As our soldiers went through and distributed at least one notebook and three pencils to each girl, I took the time to address each class. I wanted to share with them that these items were gifts from our families in the United States, and were gifts to them to help them with their education. As we feel that education is the key to the future for Afghanistan, we hope that these gifts can help them or someone in their family succeed in school. I told them that we expected nothing in return from them, however if they did want to thank us the best thanks would be their smiles and waves when any of our vehicles drive by them.While we were inside passing out school supplies, the guys who remained outside the school perhaps had the most fun of the day. All kinds of little kids started showing up at the school wondering what was going on. Those curious kids became the lucky kids as they received stuffed animals and pieces of candy. I was later relayed stories of how some of the crafty kids would get a piece of candy, put it in their pocket, then run up to a different soldier asking for a piece of candy. Other kids helped the soldiers pass out the toys and candy to their friends or brother and sisters.

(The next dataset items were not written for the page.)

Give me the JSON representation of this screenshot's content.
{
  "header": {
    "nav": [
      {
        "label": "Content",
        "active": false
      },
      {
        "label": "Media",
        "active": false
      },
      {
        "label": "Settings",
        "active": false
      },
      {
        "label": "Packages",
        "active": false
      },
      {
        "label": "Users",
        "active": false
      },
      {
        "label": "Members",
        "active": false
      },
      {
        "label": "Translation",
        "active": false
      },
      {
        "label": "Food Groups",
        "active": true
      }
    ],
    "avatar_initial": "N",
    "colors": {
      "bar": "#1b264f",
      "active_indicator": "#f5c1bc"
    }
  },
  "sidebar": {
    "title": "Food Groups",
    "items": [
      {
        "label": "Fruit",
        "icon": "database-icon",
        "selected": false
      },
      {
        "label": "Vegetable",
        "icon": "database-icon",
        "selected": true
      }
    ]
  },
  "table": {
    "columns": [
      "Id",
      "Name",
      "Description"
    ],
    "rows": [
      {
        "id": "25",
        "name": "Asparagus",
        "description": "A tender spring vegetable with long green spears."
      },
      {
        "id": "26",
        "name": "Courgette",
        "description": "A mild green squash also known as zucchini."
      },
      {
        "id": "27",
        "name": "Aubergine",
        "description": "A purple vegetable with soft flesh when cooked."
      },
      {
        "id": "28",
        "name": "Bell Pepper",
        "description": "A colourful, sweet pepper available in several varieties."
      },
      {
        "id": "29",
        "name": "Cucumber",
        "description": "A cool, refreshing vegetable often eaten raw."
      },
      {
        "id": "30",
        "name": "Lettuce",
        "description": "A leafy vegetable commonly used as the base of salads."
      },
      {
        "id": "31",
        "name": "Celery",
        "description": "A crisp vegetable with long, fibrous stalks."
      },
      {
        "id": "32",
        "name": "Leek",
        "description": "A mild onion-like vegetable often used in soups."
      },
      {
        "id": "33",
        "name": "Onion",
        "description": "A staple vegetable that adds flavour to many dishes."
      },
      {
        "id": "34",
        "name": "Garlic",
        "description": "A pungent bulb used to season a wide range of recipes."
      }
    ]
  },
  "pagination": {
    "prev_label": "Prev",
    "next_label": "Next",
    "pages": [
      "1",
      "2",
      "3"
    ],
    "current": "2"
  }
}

After we had visited each classroom and ensured that each girl had at least one notebook and several pencils, we still had a box almost full of notebooks, and over a thousand pencils. We knew that we would not have enough notebooks to ensure that students in the afternoon class would all receive something. So we decided to leave the remaining boxes of items with the school staff, and hope that they would get passed along to the neediest of students.
As a final note, we would like to say thanks to everyone who helped us out by sending the boxes of school supplies, toys, and candy that we were able to share with the Afghan Children.